Prompt injection could be the SQL injection of the future, warns NCSC

The UK’s National Cyber Security Centre (NCSC) has issued a warning about the risks of integrating large language models (LLMs) like OpenAI’s ChatGPT into other services. One of the major risks is the possibility of prompt injection attacks.

The NCSC points out several dangers associated with integrating a technology that is very much in early stages of development into other services and platforms. Not only could we be investing in a LLM that no longer exists in a few years (anyone remember Betamax?), we could also get more than we bargained for and need to change anyway.

Even if the technology behind LLMs is sound, our understanding of the technology and what it is capable of is still in beta, says the NCSC. We barely have started to understand Machine Learning (ML) and Artificial Intelligence (AI) and we are already working with LLMs. Although fundamentally still ML, LLMs have been trained on increasingly vast amounts of data and are showing signs of more general AI capabilities.

We have already seen that LLMs are susceptible to jailbreaking and can fall for “leading the witness” types of questions. But what if a cybercriminal was able to change the input a user of a LLM based service?

Which brings us to prompt injection attacks. Prompt Injection is a vulnerability that is affecting some AI/ML models and, in particular, certain types of language models using prompt-based learning.

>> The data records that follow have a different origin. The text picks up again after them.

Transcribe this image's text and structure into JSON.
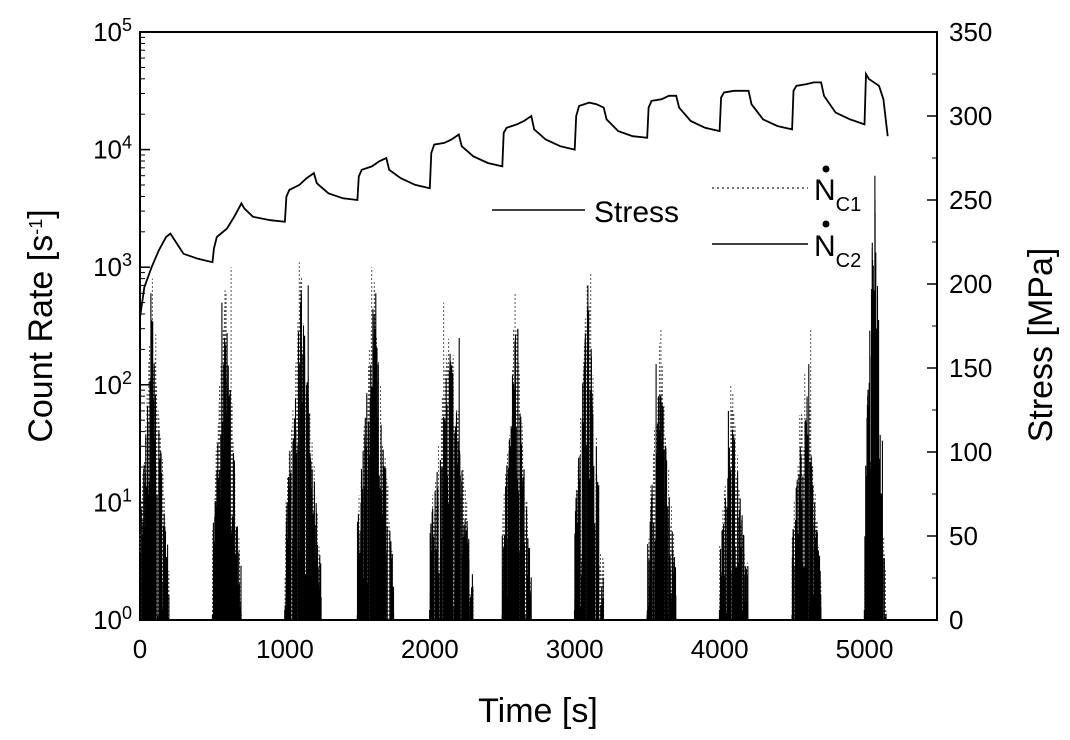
{
  "chart_data": {
    "type": "line",
    "xlabel": "Time [s]",
    "ylabel_left": "Count Rate [s⁻¹]",
    "ylabel_left_base": "Count Rate [s",
    "ylabel_left_exp": "-1",
    "ylabel_left_close": "]",
    "ylabel_right": "Stress [MPa]",
    "xlim": [
      0,
      5500
    ],
    "xticks": [
      "0",
      "1000",
      "2000",
      "3000",
      "4000",
      "5000"
    ],
    "xtick_values": [
      0,
      1000,
      2000,
      3000,
      4000,
      5000
    ],
    "y_left_scale": "log",
    "y_left_lim": [
      1,
      100000
    ],
    "y_left_ticks": [
      {
        "base": "10",
        "exp": "0",
        "value": 1
      },
      {
        "base": "10",
        "exp": "1",
        "value": 10
      },
      {
        "base": "10",
        "exp": "2",
        "value": 100
      },
      {
        "base": "10",
        "exp": "3",
        "value": 1000
      },
      {
        "base": "10",
        "exp": "4",
        "value": 10000
      },
      {
        "base": "10",
        "exp": "5",
        "value": 100000
      }
    ],
    "y_right_lim": [
      0,
      350
    ],
    "y_right_ticks": [
      "0",
      "50",
      "100",
      "150",
      "200",
      "250",
      "300",
      "350"
    ],
    "y_right_tick_values": [
      0,
      50,
      100,
      150,
      200,
      250,
      300,
      350
    ],
    "legend": {
      "placement": "top-right",
      "entries": [
        {
          "label": "Stress",
          "style": "solid",
          "axis": "right"
        },
        {
          "label_base": "N",
          "label_sub": "C1",
          "dotted_symbol": true,
          "style": "dotted",
          "axis": "left"
        },
        {
          "label_base": "N",
          "label_sub": "C2",
          "dotted_symbol": true,
          "style": "solid",
          "axis": "left"
        }
      ]
    },
    "stress_series": {
      "name": "Stress",
      "axis": "right",
      "x": [
        0,
        30,
        80,
        130,
        180,
        210,
        300,
        400,
        500,
        510,
        530,
        600,
        650,
        700,
        720,
        780,
        900,
        1000,
        1010,
        1030,
        1100,
        1150,
        1200,
        1220,
        1300,
        1400,
        1500,
        1510,
        1530,
        1600,
        1650,
        1700,
        1720,
        1800,
        1900,
        2000,
        2010,
        2030,
        2100,
        2150,
        2200,
        2220,
        2300,
        2400,
        2500,
        2510,
        2530,
        2600,
        2650,
        2700,
        2720,
        2800,
        2900,
        3000,
        3010,
        3030,
        3100,
        3150,
        3200,
        3220,
        3300,
        3400,
        3500,
        3510,
        3530,
        3600,
        3650,
        3700,
        3720,
        3800,
        3900,
        4000,
        4010,
        4030,
        4100,
        4150,
        4200,
        4220,
        4300,
        4400,
        4500,
        4510,
        4530,
        4600,
        4650,
        4700,
        4720,
        4800,
        4900,
        5000,
        5010,
        5030,
        5100,
        5130,
        5160
      ],
      "y": [
        180,
        198,
        210,
        220,
        228,
        230,
        218,
        215,
        213,
        221,
        228,
        233,
        240,
        248,
        245,
        240,
        238,
        237,
        252,
        256,
        259,
        263,
        266,
        260,
        254,
        251,
        250,
        264,
        268,
        270,
        273,
        275,
        268,
        263,
        259,
        257,
        278,
        283,
        284,
        286,
        289,
        282,
        276,
        272,
        270,
        290,
        293,
        295,
        297,
        300,
        292,
        286,
        282,
        280,
        300,
        306,
        308,
        307,
        305,
        298,
        291,
        288,
        287,
        305,
        309,
        310,
        312,
        312,
        305,
        297,
        293,
        291,
        311,
        314,
        315,
        315,
        315,
        307,
        298,
        294,
        292,
        315,
        318,
        319,
        320,
        320,
        312,
        302,
        298,
        295,
        325,
        322,
        318,
        310,
        288
      ]
    },
    "count_rate_series": [
      {
        "name_base": "N",
        "name_sub": "C1",
        "axis": "left",
        "style": "dotted",
        "bursts": [
          {
            "x_start": 0,
            "x_end": 200,
            "peak": 800
          },
          {
            "x_start": 500,
            "x_end": 700,
            "peak": 1000
          },
          {
            "x_start": 1000,
            "x_end": 1250,
            "peak": 1100
          },
          {
            "x_start": 1500,
            "x_end": 1750,
            "peak": 1000
          },
          {
            "x_start": 2000,
            "x_end": 2300,
            "peak": 500
          },
          {
            "x_start": 2500,
            "x_end": 2700,
            "peak": 600
          },
          {
            "x_start": 3000,
            "x_end": 3200,
            "peak": 900
          },
          {
            "x_start": 3500,
            "x_end": 3700,
            "peak": 300
          },
          {
            "x_start": 4000,
            "x_end": 4200,
            "peak": 100
          },
          {
            "x_start": 4500,
            "x_end": 4700,
            "peak": 300
          },
          {
            "x_start": 5000,
            "x_end": 5150,
            "peak": 100
          }
        ]
      },
      {
        "name_base": "N",
        "name_sub": "C2",
        "axis": "left",
        "style": "solid",
        "bursts": [
          {
            "x_start": 0,
            "x_end": 200,
            "peak": 600
          },
          {
            "x_start": 500,
            "x_end": 700,
            "peak": 500
          },
          {
            "x_start": 1000,
            "x_end": 1250,
            "peak": 700
          },
          {
            "x_start": 1500,
            "x_end": 1750,
            "peak": 600
          },
          {
            "x_start": 2000,
            "x_end": 2300,
            "peak": 250
          },
          {
            "x_start": 2500,
            "x_end": 2700,
            "peak": 300
          },
          {
            "x_start": 3000,
            "x_end": 3200,
            "peak": 700
          },
          {
            "x_start": 3500,
            "x_end": 3700,
            "peak": 150
          },
          {
            "x_start": 4000,
            "x_end": 4200,
            "peak": 60
          },
          {
            "x_start": 4500,
            "x_end": 4700,
            "peak": 150
          },
          {
            "x_start": 5000,
            "x_end": 5150,
            "peak": 6000
          }
        ]
      }
    ]
  }
}
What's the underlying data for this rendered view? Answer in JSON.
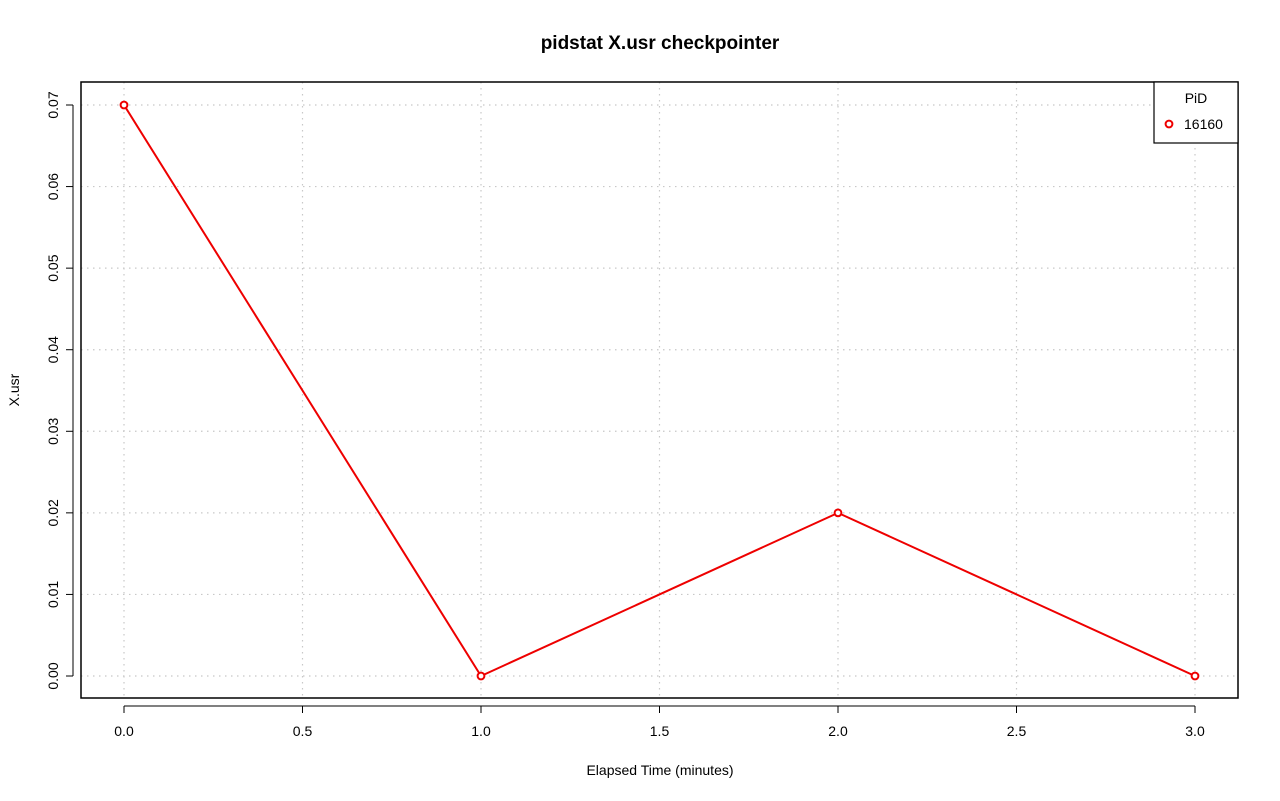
{
  "colors": {
    "series": "#ee0000",
    "grid": "#c8c8c8",
    "axis": "#000000",
    "background": "#ffffff"
  },
  "chart_data": {
    "type": "line",
    "title": "pidstat X.usr checkpointer",
    "xlabel": "Elapsed Time (minutes)",
    "ylabel": "X.usr",
    "xlim": [
      0.0,
      3.0
    ],
    "ylim": [
      0.0,
      0.07
    ],
    "x_ticks": [
      0.0,
      0.5,
      1.0,
      1.5,
      2.0,
      2.5,
      3.0
    ],
    "x_tick_labels": [
      "0.0",
      "0.5",
      "1.0",
      "1.5",
      "2.0",
      "2.5",
      "3.0"
    ],
    "y_ticks": [
      0.0,
      0.01,
      0.02,
      0.03,
      0.04,
      0.05,
      0.06,
      0.07
    ],
    "y_tick_labels": [
      "0.00",
      "0.01",
      "0.02",
      "0.03",
      "0.04",
      "0.05",
      "0.06",
      "0.07"
    ],
    "grid": true,
    "legend": {
      "title": "PiD",
      "placement": "top-right",
      "entries": [
        "16160"
      ]
    },
    "series": [
      {
        "name": "16160",
        "x": [
          0.0,
          1.0,
          2.0,
          3.0
        ],
        "y": [
          0.07,
          0.0,
          0.02,
          0.0
        ],
        "marker": "open-circle"
      }
    ]
  }
}
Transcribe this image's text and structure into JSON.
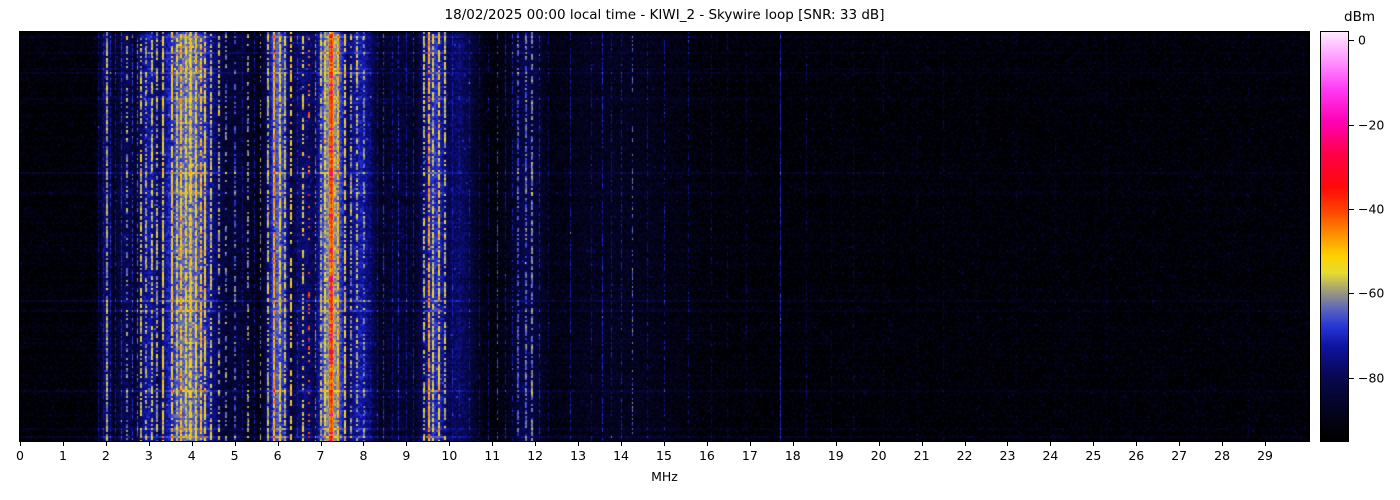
{
  "figure": {
    "title": "18/02/2025 00:00 local time - KIWI_2 - Skywire loop [SNR: 33 dB]"
  },
  "x_axis": {
    "label": "MHz",
    "min_mhz": 0,
    "max_mhz": 30,
    "tick_labels": [
      "0",
      "1",
      "2",
      "3",
      "4",
      "5",
      "6",
      "7",
      "8",
      "9",
      "10",
      "11",
      "12",
      "13",
      "14",
      "15",
      "16",
      "17",
      "18",
      "19",
      "20",
      "21",
      "22",
      "23",
      "24",
      "25",
      "26",
      "27",
      "28",
      "29"
    ]
  },
  "colorbar": {
    "title": "dBm",
    "tick_values": [
      0,
      -20,
      -40,
      -60,
      -80
    ],
    "tick_labels": [
      "0",
      "−20",
      "−40",
      "−60",
      "−80"
    ],
    "vmax_dbm": 2,
    "vmin_dbm": -95
  },
  "chart_data": {
    "type": "heatmap",
    "subtype": "radio-spectrum-waterfall",
    "title": "18/02/2025 00:00 local time - KIWI_2 - Skywire loop [SNR: 33 dB]",
    "xlabel": "MHz",
    "x_range_mhz": [
      0,
      30
    ],
    "value_range_dbm": [
      -95,
      2
    ],
    "noise_floor_dbm": -93,
    "seed": 20250218,
    "cell_noise_db": 3.5,
    "row_streaks": {
      "probability": 0.07,
      "min_db": 2,
      "max_db": 7
    },
    "colormap_stops": [
      [
        0.0,
        0,
        0,
        0
      ],
      [
        0.08,
        4,
        4,
        35
      ],
      [
        0.16,
        8,
        8,
        85
      ],
      [
        0.23,
        15,
        20,
        160
      ],
      [
        0.28,
        40,
        55,
        215
      ],
      [
        0.32,
        90,
        100,
        190
      ],
      [
        0.36,
        150,
        150,
        130
      ],
      [
        0.41,
        230,
        220,
        50
      ],
      [
        0.45,
        255,
        210,
        0
      ],
      [
        0.5,
        255,
        150,
        0
      ],
      [
        0.56,
        255,
        70,
        0
      ],
      [
        0.62,
        255,
        10,
        10
      ],
      [
        0.7,
        255,
        0,
        70
      ],
      [
        0.78,
        255,
        0,
        180
      ],
      [
        0.86,
        255,
        60,
        245
      ],
      [
        0.93,
        255,
        150,
        255
      ],
      [
        1.0,
        255,
        235,
        255
      ]
    ],
    "bands": [
      {
        "center_mhz": 2.0,
        "width_mhz": 0.12,
        "peak_dbm": -78
      },
      {
        "center_mhz": 2.45,
        "width_mhz": 0.2,
        "peak_dbm": -80
      },
      {
        "center_mhz": 3.0,
        "width_mhz": 0.25,
        "peak_dbm": -73
      },
      {
        "center_mhz": 3.9,
        "width_mhz": 0.55,
        "peak_dbm": -63
      },
      {
        "center_mhz": 5.0,
        "width_mhz": 0.4,
        "peak_dbm": -84
      },
      {
        "center_mhz": 6.0,
        "width_mhz": 0.22,
        "peak_dbm": -65
      },
      {
        "center_mhz": 6.6,
        "width_mhz": 0.3,
        "peak_dbm": -77
      },
      {
        "center_mhz": 7.25,
        "width_mhz": 0.28,
        "peak_dbm": -59
      },
      {
        "center_mhz": 7.9,
        "width_mhz": 0.3,
        "peak_dbm": -72
      },
      {
        "center_mhz": 8.8,
        "width_mhz": 0.5,
        "peak_dbm": -85
      },
      {
        "center_mhz": 9.65,
        "width_mhz": 0.28,
        "peak_dbm": -69
      },
      {
        "center_mhz": 10.2,
        "width_mhz": 0.32,
        "peak_dbm": -78
      },
      {
        "center_mhz": 11.8,
        "width_mhz": 0.3,
        "peak_dbm": -81
      },
      {
        "center_mhz": 13.8,
        "width_mhz": 1.2,
        "peak_dbm": -88
      }
    ],
    "carriers": [
      {
        "f": 1.82,
        "l": -78,
        "duty": 0.85,
        "w": 1
      },
      {
        "f": 1.93,
        "l": -74,
        "duty": 0.8,
        "w": 1
      },
      {
        "f": 2.02,
        "l": -60,
        "duty": 0.85,
        "w": 2
      },
      {
        "f": 2.1,
        "l": -72,
        "duty": 0.75,
        "w": 1
      },
      {
        "f": 2.22,
        "l": -74,
        "duty": 0.7,
        "w": 1
      },
      {
        "f": 2.35,
        "l": -70,
        "duty": 0.75,
        "w": 1
      },
      {
        "f": 2.5,
        "l": -62,
        "duty": 0.45,
        "w": 2
      },
      {
        "f": 2.62,
        "l": -68,
        "duty": 0.6,
        "w": 1
      },
      {
        "f": 2.72,
        "l": -65,
        "duty": 0.55,
        "w": 1
      },
      {
        "f": 2.82,
        "l": -58,
        "duty": 0.7,
        "w": 2
      },
      {
        "f": 2.94,
        "l": -60,
        "duty": 0.6,
        "w": 2
      },
      {
        "f": 3.07,
        "l": -57,
        "duty": 0.7,
        "w": 2
      },
      {
        "f": 3.2,
        "l": -60,
        "duty": 0.65,
        "w": 2
      },
      {
        "f": 3.33,
        "l": -55,
        "duty": 0.8,
        "w": 2
      },
      {
        "f": 3.44,
        "l": -70,
        "duty": 0.5,
        "w": 1
      },
      {
        "f": 3.55,
        "l": -52,
        "duty": 0.85,
        "w": 2
      },
      {
        "f": 3.65,
        "l": -56,
        "duty": 0.7,
        "w": 2
      },
      {
        "f": 3.76,
        "l": -50,
        "duty": 0.8,
        "w": 2
      },
      {
        "f": 3.86,
        "l": -55,
        "duty": 0.8,
        "w": 2
      },
      {
        "f": 3.96,
        "l": -52,
        "duty": 0.85,
        "w": 3
      },
      {
        "f": 4.1,
        "l": -54,
        "duty": 0.8,
        "w": 2
      },
      {
        "f": 4.21,
        "l": -50,
        "duty": 0.7,
        "w": 2
      },
      {
        "f": 4.32,
        "l": -53,
        "duty": 0.8,
        "w": 2
      },
      {
        "f": 4.46,
        "l": -57,
        "duty": 0.7,
        "w": 2
      },
      {
        "f": 4.63,
        "l": -60,
        "duty": 0.5,
        "w": 2
      },
      {
        "f": 4.8,
        "l": -63,
        "duty": 0.4,
        "w": 2
      },
      {
        "f": 5.0,
        "l": -66,
        "duty": 0.5,
        "w": 2
      },
      {
        "f": 5.16,
        "l": -75,
        "duty": 0.6,
        "w": 1
      },
      {
        "f": 5.3,
        "l": -62,
        "duty": 0.45,
        "w": 2
      },
      {
        "f": 5.46,
        "l": -74,
        "duty": 0.6,
        "w": 1
      },
      {
        "f": 5.6,
        "l": -62,
        "duty": 0.4,
        "w": 1
      },
      {
        "f": 5.78,
        "l": -58,
        "duty": 0.7,
        "w": 2
      },
      {
        "f": 5.92,
        "l": -48,
        "duty": 0.85,
        "w": 2
      },
      {
        "f": 6.06,
        "l": -55,
        "duty": 0.8,
        "w": 2
      },
      {
        "f": 6.18,
        "l": -58,
        "duty": 0.7,
        "w": 2
      },
      {
        "f": 6.31,
        "l": -52,
        "duty": 0.6,
        "w": 2
      },
      {
        "f": 6.46,
        "l": -70,
        "duty": 0.6,
        "w": 1
      },
      {
        "f": 6.6,
        "l": -55,
        "duty": 0.5,
        "w": 2
      },
      {
        "f": 6.73,
        "l": -42,
        "duty": 0.25,
        "w": 2
      },
      {
        "f": 6.86,
        "l": -62,
        "duty": 0.5,
        "w": 1
      },
      {
        "f": 7.0,
        "l": -58,
        "duty": 0.7,
        "w": 2
      },
      {
        "f": 7.11,
        "l": -55,
        "duty": 0.8,
        "w": 2
      },
      {
        "f": 7.25,
        "l": -38,
        "duty": 1.0,
        "w": 4,
        "hot": true
      },
      {
        "f": 7.41,
        "l": -50,
        "duty": 0.8,
        "w": 2
      },
      {
        "f": 7.56,
        "l": -55,
        "duty": 0.7,
        "w": 2
      },
      {
        "f": 7.7,
        "l": -60,
        "duty": 0.6,
        "w": 2
      },
      {
        "f": 7.86,
        "l": -58,
        "duty": 0.6,
        "w": 2
      },
      {
        "f": 8.02,
        "l": -62,
        "duty": 0.5,
        "w": 2
      },
      {
        "f": 8.16,
        "l": -74,
        "duty": 0.6,
        "w": 1
      },
      {
        "f": 8.31,
        "l": -76,
        "duty": 0.7,
        "w": 1
      },
      {
        "f": 8.46,
        "l": -70,
        "duty": 0.6,
        "w": 1
      },
      {
        "f": 8.66,
        "l": -74,
        "duty": 0.6,
        "w": 1
      },
      {
        "f": 8.81,
        "l": -72,
        "duty": 0.7,
        "w": 1
      },
      {
        "f": 9.0,
        "l": -74,
        "duty": 0.6,
        "w": 1
      },
      {
        "f": 9.16,
        "l": -72,
        "duty": 0.6,
        "w": 1
      },
      {
        "f": 9.41,
        "l": -58,
        "duty": 0.6,
        "w": 2
      },
      {
        "f": 9.52,
        "l": -48,
        "duty": 0.8,
        "w": 2
      },
      {
        "f": 9.62,
        "l": -56,
        "duty": 0.7,
        "w": 2
      },
      {
        "f": 9.76,
        "l": -52,
        "duty": 0.7,
        "w": 2
      },
      {
        "f": 9.9,
        "l": -58,
        "duty": 0.6,
        "w": 2
      },
      {
        "f": 10.06,
        "l": -72,
        "duty": 0.8,
        "w": 1
      },
      {
        "f": 10.22,
        "l": -74,
        "duty": 0.7,
        "w": 1
      },
      {
        "f": 10.46,
        "l": -74,
        "duty": 0.6,
        "w": 1
      },
      {
        "f": 10.7,
        "l": -78,
        "duty": 0.6,
        "w": 1
      },
      {
        "f": 10.9,
        "l": -76,
        "duty": 0.5,
        "w": 1
      },
      {
        "f": 11.1,
        "l": -68,
        "duty": 0.5,
        "w": 1
      },
      {
        "f": 11.3,
        "l": -74,
        "duty": 0.6,
        "w": 1
      },
      {
        "f": 11.46,
        "l": -72,
        "duty": 0.5,
        "w": 1
      },
      {
        "f": 11.61,
        "l": -66,
        "duty": 0.6,
        "w": 2
      },
      {
        "f": 11.79,
        "l": -64,
        "duty": 0.6,
        "w": 2
      },
      {
        "f": 11.93,
        "l": -62,
        "duty": 0.7,
        "w": 2
      },
      {
        "f": 12.1,
        "l": -72,
        "duty": 0.6,
        "w": 1
      },
      {
        "f": 12.3,
        "l": -78,
        "duty": 0.5,
        "w": 1
      },
      {
        "f": 12.8,
        "l": -74,
        "duty": 0.7,
        "w": 1
      },
      {
        "f": 13.3,
        "l": -76,
        "duty": 0.6,
        "w": 1
      },
      {
        "f": 13.56,
        "l": -72,
        "duty": 0.7,
        "w": 1
      },
      {
        "f": 13.76,
        "l": -74,
        "duty": 0.6,
        "w": 1
      },
      {
        "f": 14.0,
        "l": -72,
        "duty": 0.6,
        "w": 1
      },
      {
        "f": 14.26,
        "l": -64,
        "duty": 0.4,
        "w": 1
      },
      {
        "f": 14.6,
        "l": -76,
        "duty": 0.5,
        "w": 1
      },
      {
        "f": 15.0,
        "l": -74,
        "duty": 0.5,
        "w": 1
      },
      {
        "f": 15.56,
        "l": -78,
        "duty": 0.5,
        "w": 1
      },
      {
        "f": 16.1,
        "l": -80,
        "duty": 0.5,
        "w": 1
      },
      {
        "f": 16.46,
        "l": -82,
        "duty": 0.4,
        "w": 1
      },
      {
        "f": 16.9,
        "l": -80,
        "duty": 0.4,
        "w": 1
      },
      {
        "f": 17.7,
        "l": -72,
        "duty": 0.95,
        "w": 1
      },
      {
        "f": 18.3,
        "l": -80,
        "duty": 0.5,
        "w": 1
      },
      {
        "f": 18.9,
        "l": -84,
        "duty": 0.4,
        "w": 1
      },
      {
        "f": 19.4,
        "l": -82,
        "duty": 0.4,
        "w": 1
      },
      {
        "f": 20.1,
        "l": -83,
        "duty": 0.4,
        "w": 1
      },
      {
        "f": 20.9,
        "l": -84,
        "duty": 0.35,
        "w": 1
      },
      {
        "f": 21.5,
        "l": -83,
        "duty": 0.35,
        "w": 1
      },
      {
        "f": 22.3,
        "l": -84,
        "duty": 0.3,
        "w": 1
      },
      {
        "f": 23.2,
        "l": -85,
        "duty": 0.3,
        "w": 1
      },
      {
        "f": 24.1,
        "l": -84,
        "duty": 0.3,
        "w": 1
      },
      {
        "f": 25.3,
        "l": -85,
        "duty": 0.3,
        "w": 1
      },
      {
        "f": 26.4,
        "l": -85,
        "duty": 0.25,
        "w": 1
      },
      {
        "f": 27.6,
        "l": -85,
        "duty": 0.25,
        "w": 1
      },
      {
        "f": 28.6,
        "l": -85,
        "duty": 0.25,
        "w": 1
      }
    ]
  }
}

The first prompt injection vulnerability was reported to OpenAI by Jon Cefalu on May 3, 2022.

Prompt Injection attacks are a result of prompt-based learning, a language model training method. Prompt-based learning is based on training a model for a task where customization for the specific task is performed via the prompt, by providing the examples of the new task we want to achieve.

Prompt Injection is not very different from other injection attacks we are already familiar with, e.g. SQL attacks. The problem is that an LLM inherently cannot distinguish between an instruction and the data provided to help complete the instruction.

An example provided by the NCSC is:

 “Consider a bank that deploys an ‘LLM assistant’ for account holders to ask questions, or give instructions about their finances. An attacker might be able send you a transaction request, with the transaction reference hiding a prompt injection attack on the LLM. When the LLM analyses transactions, the attack could reprogram it into sending your money to the attacker’s account. Early developers of LLM-integrated products have already observed attempted prompt injection attacks.”

The comparison to SQL injection attacks is enough to make us nervous. The first documented SQL injection exploit was in 1998 by cybersecurity researcher Jeff Forristal and, 25 years later, we still see them today. This does not bode well for the future of keeping prompt injection attacks at bay.

Another potential danger the NCSC warned about is data poisoning. Recent research has shown that even with limited access to the training data, data poisoning attacks are feasible against “extremely large models”. Data poisoning occurs when an attacker manipulates the training data or fine-tuning procedures of an LLM to introduce vulnerabilities, backdoors, or biases that could compromise the model’s security, effectiveness, or ethical behavior.

Prompt injection and data poisoning attacks can be extremely difficult to detect and mitigate, so it’s important to design systems with security in mind. When you’re implementing the use of an LLM in your service, one thing you can do is apply a rules-based system on top of the ML model to prevent it from taking damaging actions, even when prompted to do so.

Equally important advice is to keep up with published vulnerabilities and make sure that you can update or patch the implemented functionality as soon as possible without disrupting your own service.